Went to design some D&D encounters, and once again got thinking about the balance of monsters in the wilderness. Recall the top of the monster table in OD&D Vol-2:
Here we see what we now call the "humanoids" (at the time, "giant-types"), and there's a vast difference in the numbers appearing between the 1-HD types and the types larger than that. Previously we looked at summary statistics for the OD&D wilderness encounter tables, and saw enormous variation; most specifically in the danger between those army-types versus the non-army types. Let's take another perspective: here's a frequency table of the average total EHDs (Equivalent Hit Dice) for every separate encounter listed in the OD&D wilderness encounter tables.
Notice that the x-axis is roughly logarithmic, and that the results are bimodal: there's a big clump of encounters in the 20-50 EHD range, and a separate clump in the 200-500 range. Statistically this kind of bimodal distribution is often taken as a hint that something weird is going on, that you've mixed up two distinctly different populations in your data. In this case it's simply the difference between the army-types and the non-army-types in numbers. For monsters with maximum numbers of 100+, the average encounter EHD is about 200; for those maximum numbers below 100, the average encounter EHD is only about 40.How might we resolve this? Personally, I'm not entirely sure who was ever in favor of these giant armies in wilderness encounters in the first place. Even Arneson in the First Fantasy Campaign complained about them, and looked for interpretations to reduce their numbers. Here are some proposed options:
- Arneson in FFC has a system which asserts the full numbers appearing are for in-lair encounters only, and squads actually roaming in the wilderness outside be only 10-60% the lair numbers. On average that reduces numbers to about 1/3 listed.
- If we compare the average total EHDs above (40 for small-numbers, 200 for large-numbers), then we could roughly balance them together by reducing the army-types to about 1/5 the numbers listed for wandering wilderness encounters.
- If we look at the Moldvay-Cook B/X rules, we see what they did is reduce the numbers for humanoid types to about 1/7 the OD&D numbers. (Varying between 1/3 and 1/13 for the various types.) This is shown in the table below.
Hmmm, which solution to use? In particular with the Arneson FFC system, I've tossed this for a long time, and I've made myself something of a pariah in some circle for finding it simply infeasible on its face (his suggested system there is to actually pre-populate every hex of the campaign map with multiple encounters and play out interactions between them every campaign year).

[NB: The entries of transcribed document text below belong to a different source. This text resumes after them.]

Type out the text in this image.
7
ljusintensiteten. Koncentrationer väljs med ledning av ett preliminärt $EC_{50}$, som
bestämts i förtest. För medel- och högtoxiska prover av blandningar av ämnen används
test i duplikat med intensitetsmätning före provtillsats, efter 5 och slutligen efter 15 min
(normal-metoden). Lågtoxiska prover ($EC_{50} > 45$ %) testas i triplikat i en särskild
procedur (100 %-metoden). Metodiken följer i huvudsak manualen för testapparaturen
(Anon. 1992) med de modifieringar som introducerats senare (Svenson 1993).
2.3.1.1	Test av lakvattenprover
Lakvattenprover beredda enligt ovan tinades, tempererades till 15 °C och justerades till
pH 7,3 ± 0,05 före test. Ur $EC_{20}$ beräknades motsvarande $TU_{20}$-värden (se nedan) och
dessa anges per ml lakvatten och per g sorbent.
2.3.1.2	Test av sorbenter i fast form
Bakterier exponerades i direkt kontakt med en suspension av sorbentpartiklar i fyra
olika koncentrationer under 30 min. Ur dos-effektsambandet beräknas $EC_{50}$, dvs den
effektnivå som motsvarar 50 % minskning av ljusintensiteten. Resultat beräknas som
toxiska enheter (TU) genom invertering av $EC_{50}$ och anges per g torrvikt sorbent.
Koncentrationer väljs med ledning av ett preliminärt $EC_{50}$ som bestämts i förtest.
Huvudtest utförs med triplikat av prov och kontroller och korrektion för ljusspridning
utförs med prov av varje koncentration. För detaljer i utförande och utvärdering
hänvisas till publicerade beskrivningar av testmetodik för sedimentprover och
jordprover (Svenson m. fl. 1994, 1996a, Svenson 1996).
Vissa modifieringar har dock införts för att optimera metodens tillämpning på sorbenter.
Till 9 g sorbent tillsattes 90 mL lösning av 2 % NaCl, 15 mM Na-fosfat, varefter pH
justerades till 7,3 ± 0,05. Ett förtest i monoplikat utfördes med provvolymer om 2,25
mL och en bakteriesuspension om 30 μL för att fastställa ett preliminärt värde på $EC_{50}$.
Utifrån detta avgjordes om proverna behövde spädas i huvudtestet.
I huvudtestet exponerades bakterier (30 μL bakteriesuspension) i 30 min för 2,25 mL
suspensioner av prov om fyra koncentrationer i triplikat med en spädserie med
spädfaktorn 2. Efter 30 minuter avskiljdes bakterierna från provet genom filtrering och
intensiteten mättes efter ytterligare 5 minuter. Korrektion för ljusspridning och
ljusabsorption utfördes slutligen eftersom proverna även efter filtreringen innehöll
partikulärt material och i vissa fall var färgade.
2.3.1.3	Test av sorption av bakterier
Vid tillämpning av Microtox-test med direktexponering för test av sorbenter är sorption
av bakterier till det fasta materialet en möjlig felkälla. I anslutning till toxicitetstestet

Aside from that, solely from the numbers we're looking at, two drawbacks I can identify: (a) I really, really don't want to have to make an additional roll and percent multiplication on top of all the other variegated rolls for every damned encounter (or even a simplified roll-and-divide-by-3 for every encounter), and (b) it reduces all wilderness types by a like amount, so the bimodal challenge for the numerous humanoids is not resolved. (Although in its favor, maybe there's some charm in only encountering a single dragon, chimera, gorgon, etc., in the wilderness, with batches reserved for lairs.) So that pivots us to look favorably, once again, at edits in the direction of the Moldvay-Cook rules.

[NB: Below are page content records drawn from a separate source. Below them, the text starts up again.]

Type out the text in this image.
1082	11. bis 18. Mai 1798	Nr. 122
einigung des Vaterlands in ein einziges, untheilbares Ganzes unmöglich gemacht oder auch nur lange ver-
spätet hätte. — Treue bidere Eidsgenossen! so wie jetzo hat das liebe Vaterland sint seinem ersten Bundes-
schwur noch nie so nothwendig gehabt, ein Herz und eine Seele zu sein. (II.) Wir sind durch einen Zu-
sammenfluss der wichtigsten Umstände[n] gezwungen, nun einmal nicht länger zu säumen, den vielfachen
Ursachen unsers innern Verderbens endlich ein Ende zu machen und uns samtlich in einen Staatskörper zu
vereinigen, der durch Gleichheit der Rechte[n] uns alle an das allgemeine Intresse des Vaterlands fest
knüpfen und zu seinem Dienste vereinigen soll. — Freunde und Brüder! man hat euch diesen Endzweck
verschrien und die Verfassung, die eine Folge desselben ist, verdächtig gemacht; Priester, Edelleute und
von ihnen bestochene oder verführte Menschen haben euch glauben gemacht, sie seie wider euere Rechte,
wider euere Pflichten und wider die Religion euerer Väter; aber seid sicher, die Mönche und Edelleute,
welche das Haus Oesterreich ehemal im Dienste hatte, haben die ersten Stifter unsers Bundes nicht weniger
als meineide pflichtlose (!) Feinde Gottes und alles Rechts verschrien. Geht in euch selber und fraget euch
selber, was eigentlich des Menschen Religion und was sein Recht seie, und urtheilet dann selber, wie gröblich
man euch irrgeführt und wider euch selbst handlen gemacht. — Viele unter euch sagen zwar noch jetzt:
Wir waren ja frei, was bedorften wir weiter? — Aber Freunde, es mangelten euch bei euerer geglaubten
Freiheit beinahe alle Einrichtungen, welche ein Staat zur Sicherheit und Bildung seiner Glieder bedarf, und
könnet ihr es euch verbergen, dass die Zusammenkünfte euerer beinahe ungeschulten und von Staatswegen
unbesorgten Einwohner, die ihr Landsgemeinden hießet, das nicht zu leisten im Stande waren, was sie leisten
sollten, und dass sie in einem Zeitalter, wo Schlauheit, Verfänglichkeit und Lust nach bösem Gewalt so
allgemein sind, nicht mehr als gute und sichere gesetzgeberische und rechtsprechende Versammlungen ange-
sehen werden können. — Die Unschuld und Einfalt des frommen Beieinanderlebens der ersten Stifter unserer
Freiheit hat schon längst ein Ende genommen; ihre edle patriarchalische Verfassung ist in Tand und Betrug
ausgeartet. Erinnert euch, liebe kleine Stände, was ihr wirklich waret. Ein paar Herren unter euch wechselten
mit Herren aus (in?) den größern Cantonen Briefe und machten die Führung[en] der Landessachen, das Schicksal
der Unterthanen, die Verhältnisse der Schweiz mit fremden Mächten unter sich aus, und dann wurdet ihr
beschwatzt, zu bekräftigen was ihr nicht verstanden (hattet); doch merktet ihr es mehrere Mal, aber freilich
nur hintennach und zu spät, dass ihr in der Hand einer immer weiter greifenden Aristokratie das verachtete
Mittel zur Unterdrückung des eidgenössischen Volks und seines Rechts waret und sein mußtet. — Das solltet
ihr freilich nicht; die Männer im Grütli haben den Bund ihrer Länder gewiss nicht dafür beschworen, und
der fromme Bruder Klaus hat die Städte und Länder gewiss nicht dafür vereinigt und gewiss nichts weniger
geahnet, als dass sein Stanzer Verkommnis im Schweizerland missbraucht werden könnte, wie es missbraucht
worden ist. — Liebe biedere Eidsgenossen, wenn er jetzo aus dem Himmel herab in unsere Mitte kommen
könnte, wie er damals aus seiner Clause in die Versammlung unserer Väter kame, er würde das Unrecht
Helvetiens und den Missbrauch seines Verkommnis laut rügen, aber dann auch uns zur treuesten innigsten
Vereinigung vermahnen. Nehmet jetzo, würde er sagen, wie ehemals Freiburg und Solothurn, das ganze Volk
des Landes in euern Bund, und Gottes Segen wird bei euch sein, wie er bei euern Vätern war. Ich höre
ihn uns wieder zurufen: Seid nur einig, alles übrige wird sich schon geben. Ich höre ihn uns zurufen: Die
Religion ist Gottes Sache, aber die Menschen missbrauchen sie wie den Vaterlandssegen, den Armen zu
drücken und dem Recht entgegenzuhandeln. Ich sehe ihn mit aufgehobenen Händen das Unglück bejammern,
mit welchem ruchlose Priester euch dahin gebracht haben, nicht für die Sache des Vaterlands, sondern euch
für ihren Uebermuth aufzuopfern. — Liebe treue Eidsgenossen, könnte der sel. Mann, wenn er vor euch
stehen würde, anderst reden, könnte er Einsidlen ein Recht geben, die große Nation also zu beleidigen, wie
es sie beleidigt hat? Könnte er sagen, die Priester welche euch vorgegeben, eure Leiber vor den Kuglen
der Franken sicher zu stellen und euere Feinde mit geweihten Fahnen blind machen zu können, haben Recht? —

A highly notable observation: The 1-HD types that appear in bulk-size in OD&D are precisely the types against which Fighting-Men get attacks as per their level (e.g., 10th level fighter gets 10 attacks per round against goblins)*. They are precisely the types against which magic such as charm person and hold person are effective. Many days now I think that it's this multiple-attack rule, present in OD&D/AD&D but missing from B/X, which marks the single biggest enormous mechanical difference between the two systems. It's possible that the wilderness army sizes in OD&D are scaled specifically to assume high-level fighters destroying 10 enemies every round of combat. I haven't specifically done the simulations needed to develop alternate EHDs under the fighter-many-attacks rule, but it's possible that alone would collapse the bimodal encounter curve down to a single well-balanced population. If we don't play with that as a universal, then we instead deserve a fairly radical reduction in humanoid numbers, as we see in B/X.
You may be able to detect that a lot of this thought process springboards and echoes our two recent discussions on the Wandering DMs about the Action Economy and how many things one can do in a single round (with fighter-many-attacks being the biggest difference between editions).
* Excepting Gnolls, but they too were 1-HD in the pre-publication draft of D&D, and then 2-HD afterward, so it's likely that their retention of army-sized numbers was an editing oversight.